Certains semblent parfois écrire pour l’office du tourisme du Montana. D’autres, un autre au moins, depuis le Montana, ce qui change tout. Grands espaces, ranch, pêche à la truite et chute de la civilisation redneck comprises… Celui-là, c’est Thomas McGuane, l’homme de Comment plumer un pigeon, de Panama, de Rien que du ciel bleu, enfant désormais septuagénaire du rêve américain dissous dans la contre-culture. Il publie aujourd’hui La fête des corbeaux, son premier recueil de nouvelles depuis neuf ans, ainsi qu’ En déroute, et prouve qu’il n’a rien perdu de sa noirceur fondamentale ni de sa capacité à en prendre acte. La déroute reste d’actualité.

Chacune de ces dix-sept nouvelles signe chez son héros un acte de reddition. Un homme, mis à la porte de chez lui par sa femme, car incapable de suivre son régime, trouve refuge chez son fils. Un autre a du mal à assurer un foyer décent et serein à sa jeune femme d’origine yougoslave et à l’enfant qu’elle a eu avec un autre. Un jeune type oublie sa grand-mère, duègne aveugle et autoritaire, sur les bords d’une rivière. Un couple décide de faire la connaissance de ses nouveaux voisins trop discrets. Tout est à l’avenant, de la même eau coulant de Charybde en Scylla. Ce qu’il y a de fascinant chez McGuane, c’est son refus de plus en plus marqué au fil des livres des procédures de maîtrise, qui, sinon, enserreraient chacune de ces histoires dans un modèle trop couru "tchekhovo-carverien". La nouvelle se prête admirablement à ce laisser-aller qui est d’abord une élégance. Ce qui compte le plus chez McGuane, ce ne sont pas la trivialité du quotidien ou les rêves tombés dans la fange de ses personnages, mais les lignes de fuite presque zen que ces derniers peuvent encore emprunter. Cieux changeants, nuages, cours d’eau, vents, tout glisse, tout découle, dans ces fictions de la perte, d’une douceur paradoxale.

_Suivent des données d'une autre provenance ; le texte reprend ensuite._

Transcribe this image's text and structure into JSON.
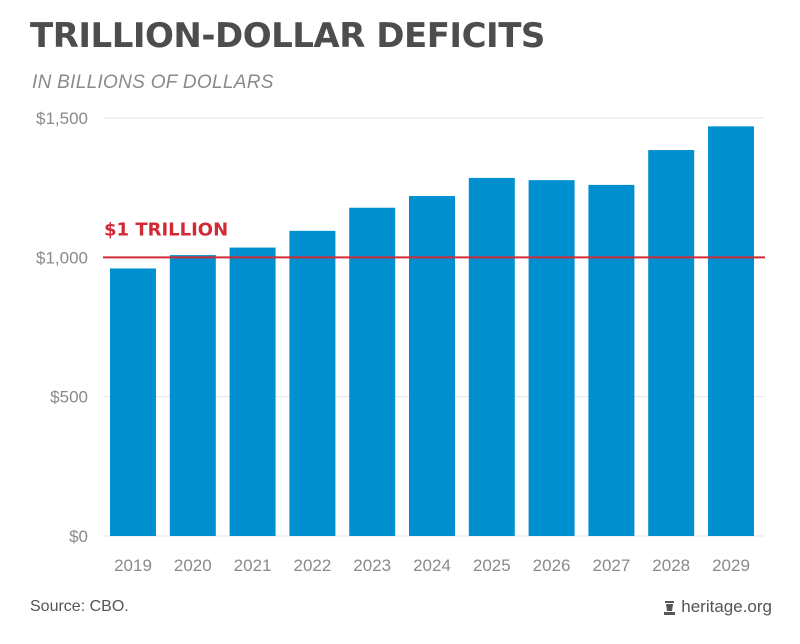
{
  "title": "TRILLION-DOLLAR DEFICITS",
  "subtitle": "IN BILLIONS OF DOLLARS",
  "source": "Source: CBO.",
  "brand": {
    "text": "heritage.org",
    "icon": "bell-icon"
  },
  "colors": {
    "bar": "#0090cf",
    "reference": "#d22a35",
    "grid": "#e6e6e6",
    "title": "#4d4d4d"
  },
  "chart_data": {
    "type": "bar",
    "title": "TRILLION-DOLLAR DEFICITS",
    "subtitle": "IN BILLIONS OF DOLLARS",
    "xlabel": "",
    "ylabel": "",
    "categories": [
      "2019",
      "2020",
      "2021",
      "2022",
      "2023",
      "2024",
      "2025",
      "2026",
      "2027",
      "2028",
      "2029"
    ],
    "values": [
      960,
      1008,
      1035,
      1095,
      1178,
      1220,
      1285,
      1277,
      1260,
      1385,
      1470
    ],
    "ylim": [
      0,
      1500
    ],
    "yticks": [
      0,
      500,
      1000,
      1500
    ],
    "ytick_labels": [
      "$0",
      "$500",
      "$1,000",
      "$1,500"
    ],
    "grid": true,
    "reference_line": {
      "value": 1000,
      "label": "$1 TRILLION"
    }
  }
}
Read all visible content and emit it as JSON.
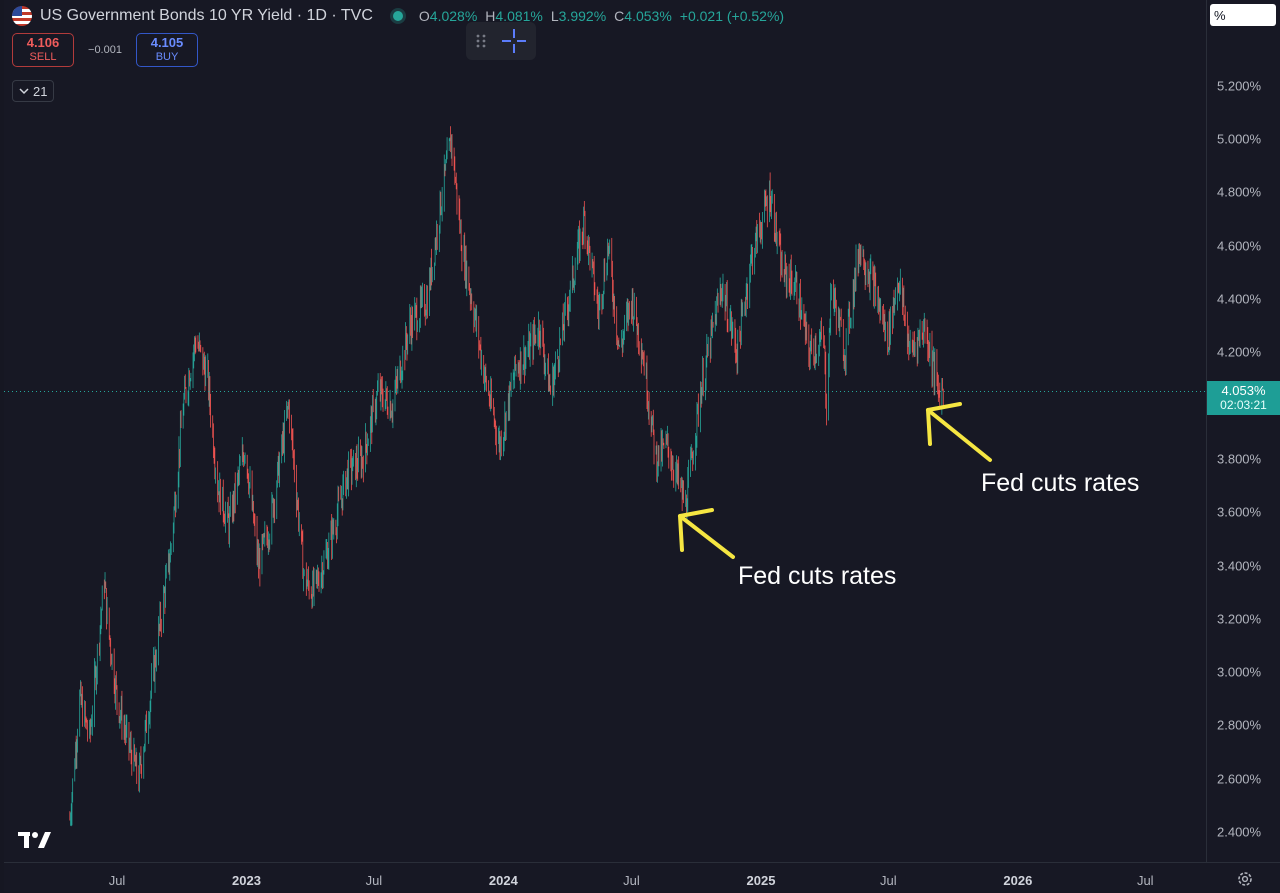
{
  "header": {
    "title": "US Government Bonds 10 YR Yield · 1D · TVC",
    "ohlc": {
      "o_label": "O",
      "o": "4.028%",
      "h_label": "H",
      "h": "4.081%",
      "l_label": "L",
      "l": "3.992%",
      "c_label": "C",
      "c": "4.053%",
      "change": "+0.021 (+0.52%)"
    }
  },
  "trade": {
    "sell_price": "4.106",
    "sell_label": "SELL",
    "spread": "−0.001",
    "buy_price": "4.105",
    "buy_label": "BUY"
  },
  "indicator_toggle": {
    "icon": "chevron-down-icon",
    "count": "21"
  },
  "price_axis": {
    "unit": "%",
    "last_price": "4.053%",
    "countdown": "02:03:21",
    "ticks": [
      "5.200%",
      "5.000%",
      "4.800%",
      "4.600%",
      "4.400%",
      "4.200%",
      "3.800%",
      "3.600%",
      "3.400%",
      "3.200%",
      "3.000%",
      "2.800%",
      "2.600%",
      "2.400%"
    ]
  },
  "time_axis": {
    "ticks": [
      {
        "label": "Jul",
        "major": false
      },
      {
        "label": "2023",
        "major": true
      },
      {
        "label": "Jul",
        "major": false
      },
      {
        "label": "2024",
        "major": true
      },
      {
        "label": "Jul",
        "major": false
      },
      {
        "label": "2025",
        "major": true
      },
      {
        "label": "Jul",
        "major": false
      },
      {
        "label": "2026",
        "major": true
      },
      {
        "label": "Jul",
        "major": false
      }
    ]
  },
  "annotations": [
    {
      "text": "Fed cuts rates"
    },
    {
      "text": "Fed cuts rates"
    }
  ],
  "colors": {
    "background": "#171824",
    "up": "#26a69a",
    "down": "#ef5350",
    "annotation_arrow": "#f5e642",
    "last_price_line": "#26a69a"
  },
  "chart_data": {
    "type": "line",
    "candles": true,
    "x": [
      "2022-04-25",
      "2022-05-09",
      "2022-05-23",
      "2022-06-13",
      "2022-06-17",
      "2022-07-01",
      "2022-07-15",
      "2022-08-01",
      "2022-08-17",
      "2022-09-01",
      "2022-09-15",
      "2022-10-03",
      "2022-10-21",
      "2022-11-07",
      "2022-11-21",
      "2022-12-07",
      "2022-12-30",
      "2023-01-18",
      "2023-02-03",
      "2023-03-02",
      "2023-03-24",
      "2023-04-06",
      "2023-04-26",
      "2023-05-25",
      "2023-06-15",
      "2023-07-07",
      "2023-07-27",
      "2023-08-21",
      "2023-09-15",
      "2023-10-06",
      "2023-10-19",
      "2023-11-03",
      "2023-11-17",
      "2023-12-06",
      "2023-12-27",
      "2024-01-19",
      "2024-02-05",
      "2024-02-21",
      "2024-03-08",
      "2024-04-03",
      "2024-04-25",
      "2024-05-15",
      "2024-05-29",
      "2024-06-14",
      "2024-07-01",
      "2024-07-17",
      "2024-08-05",
      "2024-08-21",
      "2024-09-16",
      "2024-10-07",
      "2024-11-06",
      "2024-11-28",
      "2024-12-18",
      "2025-01-14",
      "2025-01-31",
      "2025-02-20",
      "2025-03-10",
      "2025-03-31",
      "2025-04-04",
      "2025-04-11",
      "2025-04-30",
      "2025-05-21",
      "2025-06-10",
      "2025-06-30",
      "2025-07-15",
      "2025-08-01",
      "2025-08-22",
      "2025-09-10",
      "2025-09-17"
    ],
    "values": [
      2.45,
      2.9,
      2.75,
      3.35,
      3.2,
      2.9,
      2.75,
      2.6,
      2.9,
      3.2,
      3.45,
      4.0,
      4.25,
      4.1,
      3.7,
      3.55,
      3.85,
      3.4,
      3.55,
      4.0,
      3.35,
      3.3,
      3.45,
      3.75,
      3.8,
      4.05,
      4.0,
      4.3,
      4.4,
      4.8,
      5.0,
      4.6,
      4.4,
      4.1,
      3.85,
      4.15,
      4.2,
      4.3,
      4.05,
      4.4,
      4.7,
      4.35,
      4.6,
      4.2,
      4.4,
      4.2,
      3.8,
      3.85,
      3.62,
      4.05,
      4.45,
      4.2,
      4.55,
      4.8,
      4.5,
      4.45,
      4.2,
      4.25,
      4.0,
      4.45,
      4.2,
      4.6,
      4.45,
      4.25,
      4.48,
      4.2,
      4.3,
      4.05,
      4.053
    ],
    "ylim": [
      2.3,
      5.3
    ],
    "last_price": 4.053
  }
}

"Au bout de la voie de desserte, là où elle croisait la rue principale, un journal poussé par le vent se plaqua sur la cabane, aujourd’hui condamnée, qui vendait naguère des yogourts glacés. L’enseigne métallique à roulettes placée devant l’atelier de réparation de pneus se balançait. Le Dodge fit une marche arrière pour venir se ranger le long du bâtiment. Le rancher, à peine capable de voir par-dessus son volant, adressa un signe à Clay, qui lui répondit d’un grand sourire tout en disant "va chier !" entre ses dents." Tristesse et beauté. O. M.